Go ahead and create searches for Digg, GitHub, BBC or even your own blog. If you need to, you can edit the commands in the command-editor.
Thanks to Marcello Herreshoff for creating this, I added support for POST forms. Note that this command will not work on search forms where they use Javascript to change the url or something else. Examples: Vimeo, Facebook (which has probably the worst URLs ever.) and Gmail. But the vast majority of sites will work.

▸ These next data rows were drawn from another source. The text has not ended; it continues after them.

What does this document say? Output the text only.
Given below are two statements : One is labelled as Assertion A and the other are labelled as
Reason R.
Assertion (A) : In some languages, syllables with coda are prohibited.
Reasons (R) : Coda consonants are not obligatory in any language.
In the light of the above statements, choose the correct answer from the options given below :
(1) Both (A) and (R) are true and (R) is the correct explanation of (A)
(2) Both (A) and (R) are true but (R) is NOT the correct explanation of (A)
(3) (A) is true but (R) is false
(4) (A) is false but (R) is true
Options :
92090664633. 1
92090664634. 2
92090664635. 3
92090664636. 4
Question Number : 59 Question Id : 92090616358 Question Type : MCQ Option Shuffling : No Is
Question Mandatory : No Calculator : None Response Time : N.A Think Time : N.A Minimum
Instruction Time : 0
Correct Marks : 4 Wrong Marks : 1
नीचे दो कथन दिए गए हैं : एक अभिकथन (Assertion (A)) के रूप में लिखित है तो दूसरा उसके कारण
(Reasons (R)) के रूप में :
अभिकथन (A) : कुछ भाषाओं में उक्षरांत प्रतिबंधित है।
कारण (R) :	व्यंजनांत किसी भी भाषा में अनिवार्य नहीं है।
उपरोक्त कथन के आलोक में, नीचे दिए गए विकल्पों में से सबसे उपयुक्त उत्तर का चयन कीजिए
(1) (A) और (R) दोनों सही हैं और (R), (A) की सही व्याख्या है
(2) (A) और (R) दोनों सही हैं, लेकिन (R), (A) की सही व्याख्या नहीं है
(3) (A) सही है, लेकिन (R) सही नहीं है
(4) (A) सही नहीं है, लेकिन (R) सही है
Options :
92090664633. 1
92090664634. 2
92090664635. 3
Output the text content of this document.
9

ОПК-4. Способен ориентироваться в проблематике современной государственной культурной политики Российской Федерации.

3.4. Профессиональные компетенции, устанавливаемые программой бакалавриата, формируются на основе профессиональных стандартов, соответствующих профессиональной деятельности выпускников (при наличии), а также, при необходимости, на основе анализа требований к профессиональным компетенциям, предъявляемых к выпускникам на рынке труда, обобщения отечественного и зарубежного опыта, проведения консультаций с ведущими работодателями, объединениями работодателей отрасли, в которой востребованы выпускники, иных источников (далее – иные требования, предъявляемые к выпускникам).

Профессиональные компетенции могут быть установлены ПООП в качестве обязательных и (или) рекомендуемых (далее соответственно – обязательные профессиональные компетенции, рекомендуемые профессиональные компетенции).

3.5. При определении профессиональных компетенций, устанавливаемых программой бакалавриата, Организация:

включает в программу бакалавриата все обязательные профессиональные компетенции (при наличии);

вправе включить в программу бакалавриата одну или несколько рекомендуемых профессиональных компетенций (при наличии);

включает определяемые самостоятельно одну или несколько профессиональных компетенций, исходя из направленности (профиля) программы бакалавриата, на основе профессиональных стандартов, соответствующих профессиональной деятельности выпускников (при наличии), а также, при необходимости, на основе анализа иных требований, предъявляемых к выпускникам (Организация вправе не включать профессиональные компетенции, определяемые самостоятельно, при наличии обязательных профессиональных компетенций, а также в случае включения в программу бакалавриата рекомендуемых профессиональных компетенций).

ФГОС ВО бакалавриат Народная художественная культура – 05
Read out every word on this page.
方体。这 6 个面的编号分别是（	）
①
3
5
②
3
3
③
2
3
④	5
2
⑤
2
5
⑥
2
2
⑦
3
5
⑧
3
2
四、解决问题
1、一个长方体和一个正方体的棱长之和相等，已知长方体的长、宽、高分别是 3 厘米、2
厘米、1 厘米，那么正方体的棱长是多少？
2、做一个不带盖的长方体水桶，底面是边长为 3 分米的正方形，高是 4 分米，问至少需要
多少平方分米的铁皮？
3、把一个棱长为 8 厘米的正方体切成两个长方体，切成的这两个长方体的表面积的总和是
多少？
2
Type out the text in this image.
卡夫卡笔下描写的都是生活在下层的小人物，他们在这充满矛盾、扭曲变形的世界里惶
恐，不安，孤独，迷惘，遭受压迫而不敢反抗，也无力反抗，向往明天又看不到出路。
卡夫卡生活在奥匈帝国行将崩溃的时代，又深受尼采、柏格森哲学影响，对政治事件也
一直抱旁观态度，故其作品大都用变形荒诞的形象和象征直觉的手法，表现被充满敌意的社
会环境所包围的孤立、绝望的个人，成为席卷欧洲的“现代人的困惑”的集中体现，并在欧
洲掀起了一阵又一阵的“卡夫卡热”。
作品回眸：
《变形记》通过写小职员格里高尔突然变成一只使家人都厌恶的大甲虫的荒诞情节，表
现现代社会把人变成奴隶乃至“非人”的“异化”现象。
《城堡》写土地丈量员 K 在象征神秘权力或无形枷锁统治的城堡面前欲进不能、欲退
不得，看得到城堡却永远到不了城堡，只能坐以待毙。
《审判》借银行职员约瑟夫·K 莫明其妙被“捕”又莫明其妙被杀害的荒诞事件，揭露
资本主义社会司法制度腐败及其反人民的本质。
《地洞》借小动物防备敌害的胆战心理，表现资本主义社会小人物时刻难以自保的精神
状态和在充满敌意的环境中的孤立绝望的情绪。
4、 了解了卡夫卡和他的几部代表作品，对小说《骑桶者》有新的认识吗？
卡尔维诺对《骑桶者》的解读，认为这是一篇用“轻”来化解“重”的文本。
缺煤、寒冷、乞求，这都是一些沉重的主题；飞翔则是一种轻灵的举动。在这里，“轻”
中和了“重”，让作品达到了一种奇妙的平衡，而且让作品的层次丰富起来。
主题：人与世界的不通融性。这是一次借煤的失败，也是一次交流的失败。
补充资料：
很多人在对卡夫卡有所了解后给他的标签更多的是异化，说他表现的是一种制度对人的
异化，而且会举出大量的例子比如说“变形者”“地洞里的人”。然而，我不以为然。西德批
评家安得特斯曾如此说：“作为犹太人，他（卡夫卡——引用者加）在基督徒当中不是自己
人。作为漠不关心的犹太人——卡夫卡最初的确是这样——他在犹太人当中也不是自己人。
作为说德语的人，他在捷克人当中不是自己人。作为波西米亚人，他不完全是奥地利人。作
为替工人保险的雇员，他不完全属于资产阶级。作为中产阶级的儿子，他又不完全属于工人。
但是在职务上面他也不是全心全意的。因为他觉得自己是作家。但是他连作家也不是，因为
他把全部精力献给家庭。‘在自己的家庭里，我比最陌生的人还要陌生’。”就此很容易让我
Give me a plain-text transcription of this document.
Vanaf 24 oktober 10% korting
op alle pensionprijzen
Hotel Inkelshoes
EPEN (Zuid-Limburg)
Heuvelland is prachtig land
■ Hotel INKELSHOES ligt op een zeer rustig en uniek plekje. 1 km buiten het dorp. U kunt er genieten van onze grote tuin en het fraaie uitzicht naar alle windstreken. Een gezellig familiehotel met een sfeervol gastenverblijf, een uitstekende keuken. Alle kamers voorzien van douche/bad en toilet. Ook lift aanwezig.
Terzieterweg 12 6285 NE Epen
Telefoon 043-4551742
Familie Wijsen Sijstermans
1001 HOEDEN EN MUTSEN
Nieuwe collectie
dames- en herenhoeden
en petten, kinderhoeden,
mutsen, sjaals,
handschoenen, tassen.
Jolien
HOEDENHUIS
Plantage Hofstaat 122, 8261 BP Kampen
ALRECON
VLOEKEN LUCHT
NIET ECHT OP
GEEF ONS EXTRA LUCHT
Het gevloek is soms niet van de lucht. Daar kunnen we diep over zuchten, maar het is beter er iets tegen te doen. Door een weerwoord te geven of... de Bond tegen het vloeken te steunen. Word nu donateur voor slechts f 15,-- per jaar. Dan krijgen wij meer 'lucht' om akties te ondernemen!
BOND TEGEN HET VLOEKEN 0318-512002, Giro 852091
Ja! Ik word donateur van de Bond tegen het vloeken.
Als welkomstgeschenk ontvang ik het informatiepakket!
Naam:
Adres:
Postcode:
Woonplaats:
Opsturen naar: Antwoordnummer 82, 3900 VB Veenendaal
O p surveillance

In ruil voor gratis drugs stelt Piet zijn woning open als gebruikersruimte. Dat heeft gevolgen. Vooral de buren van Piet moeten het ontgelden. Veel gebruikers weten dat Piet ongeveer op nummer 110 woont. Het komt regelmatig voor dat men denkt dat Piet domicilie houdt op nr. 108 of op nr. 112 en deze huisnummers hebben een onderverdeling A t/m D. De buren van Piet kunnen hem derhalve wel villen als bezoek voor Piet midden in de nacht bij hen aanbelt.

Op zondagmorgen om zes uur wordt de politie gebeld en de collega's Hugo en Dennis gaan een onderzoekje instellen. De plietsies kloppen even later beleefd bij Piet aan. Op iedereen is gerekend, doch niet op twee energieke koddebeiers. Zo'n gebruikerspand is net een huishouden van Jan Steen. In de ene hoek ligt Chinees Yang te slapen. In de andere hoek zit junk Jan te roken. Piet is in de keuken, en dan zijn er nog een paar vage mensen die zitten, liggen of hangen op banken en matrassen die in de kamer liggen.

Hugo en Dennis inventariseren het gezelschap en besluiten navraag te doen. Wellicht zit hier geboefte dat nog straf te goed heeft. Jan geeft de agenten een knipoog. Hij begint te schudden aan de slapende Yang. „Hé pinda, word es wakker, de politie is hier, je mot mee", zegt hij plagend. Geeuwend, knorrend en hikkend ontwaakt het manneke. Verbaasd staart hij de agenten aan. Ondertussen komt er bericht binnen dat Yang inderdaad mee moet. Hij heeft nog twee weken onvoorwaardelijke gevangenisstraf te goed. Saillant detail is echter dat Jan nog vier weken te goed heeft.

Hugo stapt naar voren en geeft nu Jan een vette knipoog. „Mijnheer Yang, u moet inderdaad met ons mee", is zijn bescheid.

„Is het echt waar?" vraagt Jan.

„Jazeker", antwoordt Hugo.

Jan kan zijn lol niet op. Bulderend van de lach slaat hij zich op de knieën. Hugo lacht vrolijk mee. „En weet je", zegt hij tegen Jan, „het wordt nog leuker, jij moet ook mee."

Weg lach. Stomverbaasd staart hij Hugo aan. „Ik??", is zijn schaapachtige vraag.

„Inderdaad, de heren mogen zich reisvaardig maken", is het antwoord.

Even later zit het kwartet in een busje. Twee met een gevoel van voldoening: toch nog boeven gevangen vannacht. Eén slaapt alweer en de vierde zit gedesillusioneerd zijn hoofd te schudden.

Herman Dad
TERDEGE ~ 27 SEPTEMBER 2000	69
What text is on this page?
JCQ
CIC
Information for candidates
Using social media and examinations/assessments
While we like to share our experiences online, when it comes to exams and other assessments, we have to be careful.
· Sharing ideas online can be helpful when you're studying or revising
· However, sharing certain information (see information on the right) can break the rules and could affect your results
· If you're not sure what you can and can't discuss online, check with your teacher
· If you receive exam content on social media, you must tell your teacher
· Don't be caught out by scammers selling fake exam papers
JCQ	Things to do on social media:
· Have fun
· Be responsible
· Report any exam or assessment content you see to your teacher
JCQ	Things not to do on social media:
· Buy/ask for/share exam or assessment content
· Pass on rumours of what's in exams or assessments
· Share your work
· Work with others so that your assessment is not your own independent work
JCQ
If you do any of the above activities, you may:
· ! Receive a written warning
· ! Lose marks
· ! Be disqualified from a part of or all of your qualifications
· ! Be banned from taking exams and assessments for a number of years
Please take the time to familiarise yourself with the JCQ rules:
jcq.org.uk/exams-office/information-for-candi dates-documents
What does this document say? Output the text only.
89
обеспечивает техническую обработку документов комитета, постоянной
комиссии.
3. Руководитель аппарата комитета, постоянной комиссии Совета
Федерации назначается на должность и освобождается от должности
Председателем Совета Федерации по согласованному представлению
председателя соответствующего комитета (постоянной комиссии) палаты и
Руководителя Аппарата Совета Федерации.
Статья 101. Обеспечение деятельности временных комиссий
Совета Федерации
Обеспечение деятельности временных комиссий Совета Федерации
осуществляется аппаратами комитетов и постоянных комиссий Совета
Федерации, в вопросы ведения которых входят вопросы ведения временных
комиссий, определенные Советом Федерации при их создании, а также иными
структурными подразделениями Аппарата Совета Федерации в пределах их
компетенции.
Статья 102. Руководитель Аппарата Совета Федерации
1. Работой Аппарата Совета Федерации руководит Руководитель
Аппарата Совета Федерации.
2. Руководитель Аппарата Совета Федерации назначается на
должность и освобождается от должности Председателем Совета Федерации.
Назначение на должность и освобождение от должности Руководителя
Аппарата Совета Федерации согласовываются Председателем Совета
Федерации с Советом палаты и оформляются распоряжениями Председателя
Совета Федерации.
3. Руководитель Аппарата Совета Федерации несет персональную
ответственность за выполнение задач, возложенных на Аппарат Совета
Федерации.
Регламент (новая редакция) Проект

create-bookmarklet-command-from
It’s rather easy to create commands from bookmarklets in Ubiquity but it could be easier. If the bookmarklet is not already bookmarked, drag it to your bookmarks toolbar. Then, use this command to convert it. It will suggest all the installed bookmarklets.
You can change the name of the command in the command-editor.
Subscribe to these two commands here. Both these commands will be included in the next release of Ubiquity too.
NOTE: Since the newly created commands are stored in the command editor, it might interfere with your existing command-editor commands. If you have some such problem, pick only the commands you want, click the “Share” button and then, subscribe to it. Now, you can use your command editor again. Thanks Sam! (See Sam Hasler’s comment below).
LOLCODE?
In the future, it should be possible to write complicated Ubiquity commands using Lilyapp or a interface like Yahoo! Pipes. I’d also love to code commands in Brainfuck and LOLCODE. Any other suggestions?






7 Comments
February 12, 2009 at 10:19 am
AWESOME!
February 12, 2009 at 10:45 am
I think it’s worth mentioning that these new commands are added to the end of whatever is in the command editor page’s textarea, so if there’s a syntax error in it none of the bookmarklet commands will work, and if you want to store them permanently you’ll have to save them.
The command editor has some weird bug where it duplicates part of what’s inside it every time you interact with it. It didn’t like some of my bookmarklets. (Unchecking the “Enable syntax highlighting” checkbox stops it from happening.)
February 12, 2009 at 11:33 am
Sweet! My girlfriend was looking for this functionality- I will do some cheap usability testing this week!
February 12, 2009 at 7:18 pm
FYI, the Herd is back online as of today!
February 16, 2009 at 5:22 am
How does Ubiquity compare to IE8 Web Slices and Accelerators?
February 18, 2009 at 6:38 am
Hm, I still think that using the OpenSearch plugins is the right way to go here. Instead of a different command for every site (added separately from OpenSearch plugins), you would have one command that manages every site you want to search.
I wrote about this on my blog: http://andrewski.net/2008/12/ubiquitous-search/
The only outstanding problem at this point is that it requires an extension to be able to add OpenSearch plugins to Firefox for arbitrary sites. This command seems to tackle that, but in a different way.